Phoenix Group is the largest specialist consolidator of heritage life assurance funds in Europe and has over 10 million policyholders. It has £240 billion of assets with operations in the United Kingdom, Ireland and Germany.
The £2.9 billion acquisition of Standard Life Assurance has created greater scale and alignment with Phoenix, the largest closed life consolidator in Europe.
The Strategic partnership covers two key areas: firstly, Standard Life Aberdeen will continue to manage the majority of Phoenix’s assets and secondly, Phoenix will underwrite workplace pensions and SIPP products which Standard Life Aberdeen will continue to market under its own brand.
The Group has five operating life companies which hold policyholder assets and a distribution business, SunLife.
However, the current Group holding company structure was formed at the time of the Group’s restructuring in 2009. Under the current structure, Old Phoenix is a Cayman Islands-incorporated company which, with effect from 31 January 2018, is tax resident in the United Kingdom (having previously been tax resident in Jersey). This structure is complex for the group’s shareholders, debt investors and regulators and imposes additional burdens on the Group’s internal governance processes.
On 25 August 2016 Old Phoenix announced that, as part of an ongoing group simplification process, it intended to put in place a new UK-registered holding company for the Group. This scheme is now the final step in the Group’s onshoring journey which has delivered a streamlined and cost-efficient internal governance structure and will result in a clearer structure for the Group’s shareholders, debt investors and regulators.

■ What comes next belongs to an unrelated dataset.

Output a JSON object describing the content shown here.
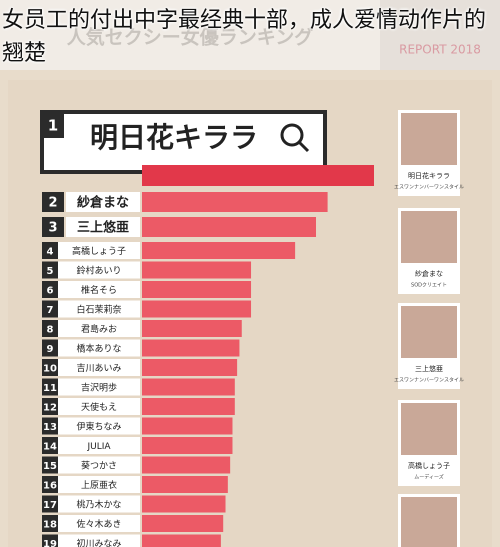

If the Scheme is implemented and the Old Phoenix Reduction of Capital is approved, Phoenix Group Holdings plc, a new company incorporated in England & Wales, will become the holding company of Old Phoenix and its consolidated subsidiaries. If approved, the Scheme and the Old Phoenix Reduction of Capital are expected to become effective on or around 12 December 2018.
Applications will be made to the UK Listing Authority for the ordinary shares of New Phoenix to be admitted to the premium listing segment of the Official List of the Financial Conduct Authority and to trading on the main market for listed securities of the London Stock Exchange.

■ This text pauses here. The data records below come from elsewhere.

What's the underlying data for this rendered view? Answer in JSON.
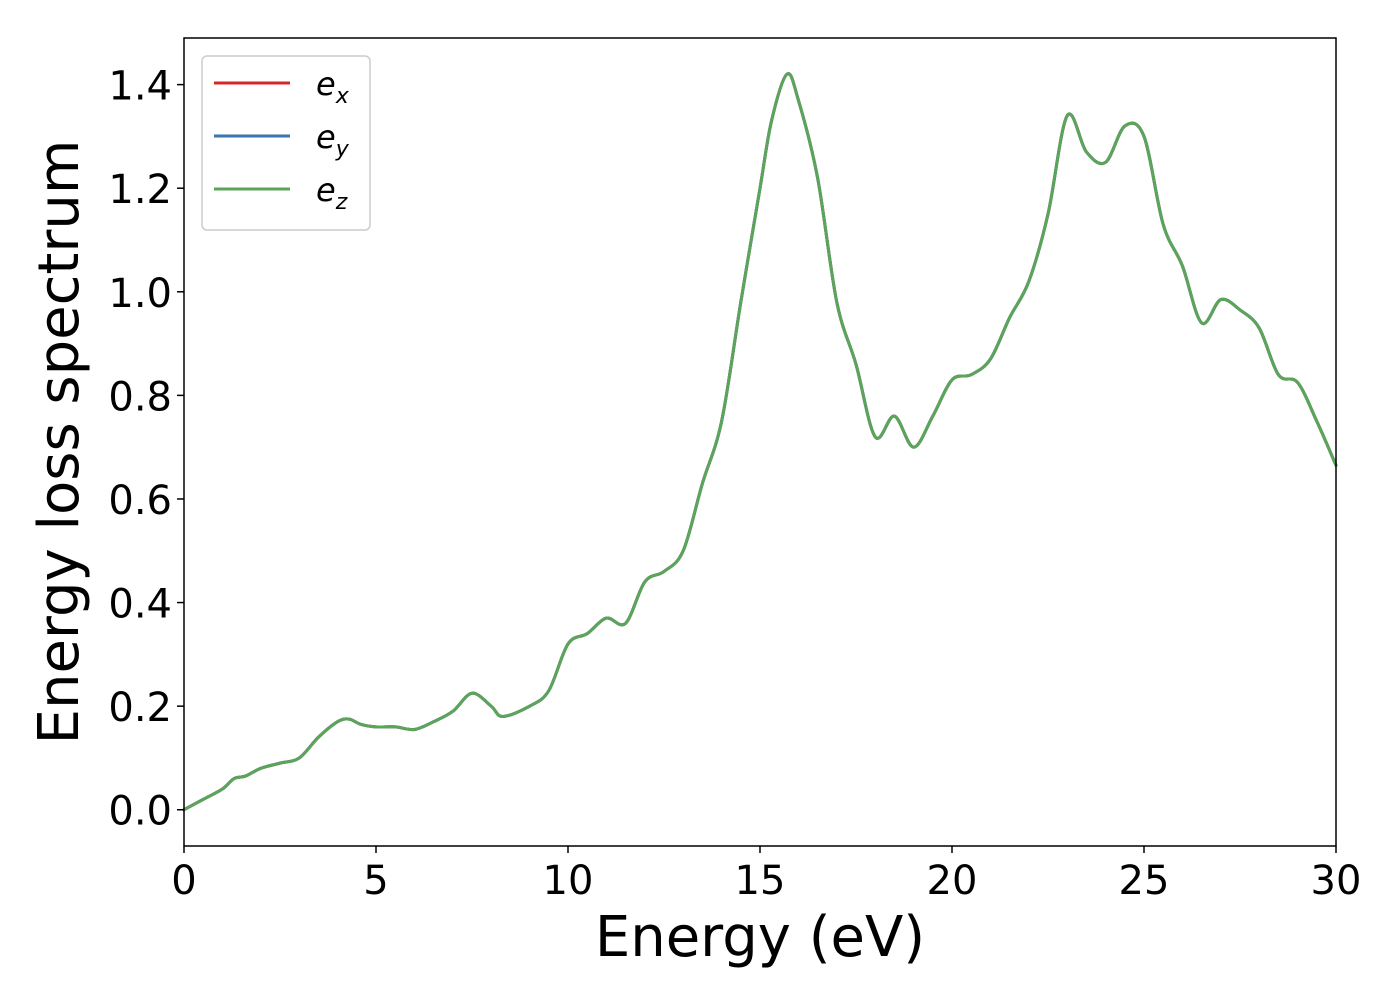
{
  "chart_data": {
    "type": "line",
    "xlabel": "Energy (eV)",
    "ylabel": "Energy loss spectrum",
    "xlim": [
      0,
      30
    ],
    "ylim": [
      -0.07,
      1.49
    ],
    "xticks": [
      0,
      5,
      10,
      15,
      20,
      25,
      30
    ],
    "xtick_labels": [
      "0",
      "5",
      "10",
      "15",
      "20",
      "25",
      "30"
    ],
    "yticks": [
      0.0,
      0.2,
      0.4,
      0.6,
      0.8,
      1.0,
      1.2,
      1.4
    ],
    "ytick_labels": [
      "0.0",
      "0.2",
      "0.4",
      "0.6",
      "0.8",
      "1.0",
      "1.2",
      "1.4"
    ],
    "grid": false,
    "legend_position": "top-left",
    "x": [
      0,
      0.5,
      1.0,
      1.3,
      1.6,
      2.0,
      2.5,
      3.0,
      3.5,
      4.0,
      4.3,
      4.6,
      5.0,
      5.5,
      6.0,
      6.5,
      7.0,
      7.5,
      8.0,
      8.3,
      9.0,
      9.5,
      10.0,
      10.5,
      11.0,
      11.5,
      12.0,
      12.5,
      13.0,
      13.5,
      14.0,
      14.5,
      15.0,
      15.3,
      15.7,
      16.0,
      16.5,
      17.0,
      17.5,
      18.0,
      18.5,
      19.0,
      19.5,
      20.0,
      20.5,
      21.0,
      21.5,
      22.0,
      22.5,
      23.0,
      23.5,
      24.0,
      24.5,
      25.0,
      25.5,
      26.0,
      26.5,
      27.0,
      27.5,
      28.0,
      28.5,
      29.0,
      29.5,
      30.0
    ],
    "series": [
      {
        "name": "e_x",
        "label_main": "e",
        "label_sub": "x",
        "color": "#d62728",
        "values": [
          0.0,
          0.02,
          0.04,
          0.06,
          0.065,
          0.08,
          0.09,
          0.1,
          0.14,
          0.17,
          0.175,
          0.165,
          0.16,
          0.16,
          0.155,
          0.17,
          0.19,
          0.225,
          0.2,
          0.18,
          0.2,
          0.23,
          0.32,
          0.34,
          0.37,
          0.36,
          0.44,
          0.46,
          0.5,
          0.63,
          0.75,
          0.98,
          1.2,
          1.33,
          1.42,
          1.37,
          1.22,
          0.98,
          0.86,
          0.72,
          0.76,
          0.7,
          0.76,
          0.83,
          0.84,
          0.87,
          0.95,
          1.02,
          1.15,
          1.34,
          1.27,
          1.25,
          1.32,
          1.3,
          1.13,
          1.05,
          0.94,
          0.985,
          0.965,
          0.93,
          0.84,
          0.825,
          0.75,
          0.665
        ]
      },
      {
        "name": "e_y",
        "label_main": "e",
        "label_sub": "y",
        "color": "#3b75af",
        "values": [
          0.0,
          0.02,
          0.04,
          0.06,
          0.065,
          0.08,
          0.09,
          0.1,
          0.14,
          0.17,
          0.175,
          0.165,
          0.16,
          0.16,
          0.155,
          0.17,
          0.19,
          0.225,
          0.2,
          0.18,
          0.2,
          0.23,
          0.32,
          0.34,
          0.37,
          0.36,
          0.44,
          0.46,
          0.5,
          0.63,
          0.75,
          0.98,
          1.2,
          1.33,
          1.42,
          1.37,
          1.22,
          0.98,
          0.86,
          0.72,
          0.76,
          0.7,
          0.76,
          0.83,
          0.84,
          0.87,
          0.95,
          1.02,
          1.15,
          1.34,
          1.27,
          1.25,
          1.32,
          1.3,
          1.13,
          1.05,
          0.94,
          0.985,
          0.965,
          0.93,
          0.84,
          0.825,
          0.75,
          0.665
        ]
      },
      {
        "name": "e_z",
        "label_main": "e",
        "label_sub": "z",
        "color": "#5aa55a",
        "values": [
          0.0,
          0.02,
          0.04,
          0.06,
          0.065,
          0.08,
          0.09,
          0.1,
          0.14,
          0.17,
          0.175,
          0.165,
          0.16,
          0.16,
          0.155,
          0.17,
          0.19,
          0.225,
          0.2,
          0.18,
          0.2,
          0.23,
          0.32,
          0.34,
          0.37,
          0.36,
          0.44,
          0.46,
          0.5,
          0.63,
          0.75,
          0.98,
          1.2,
          1.33,
          1.42,
          1.37,
          1.22,
          0.98,
          0.86,
          0.72,
          0.76,
          0.7,
          0.76,
          0.83,
          0.84,
          0.87,
          0.95,
          1.02,
          1.15,
          1.34,
          1.27,
          1.25,
          1.32,
          1.3,
          1.13,
          1.05,
          0.94,
          0.985,
          0.965,
          0.93,
          0.84,
          0.825,
          0.75,
          0.665
        ]
      }
    ]
  }
}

Upon Admission, New Phoenix is expected to be included in FTSE’s UK Index Series.
A prospectus is expected to be formally approved by the UKLA today. If approved, it will be published and sent, later today, to shareholders of Old Phoenix. New Phoenix will have substantially the same business and operations immediately after the Scheme Effective Date as Old Phoenix has immediately before the Scheme Effective Date.
All of the directors of Old Phoenix have been appointed to the board of New Phoenix. The corporate governance and investor protection measures which currently apply to Old Phoenix will apply to New Phoenix in all material respects.
In particular, New Phoenix will be subject to the City Code on Takeovers and Mergers, the Listing Rules and the Disclosure Guidance and Transparency Rules. New Phoenix intends to comply with the UK Corporate Governance Code and institutional shareholder guidelines to the same extent that Old Phoenix does currently.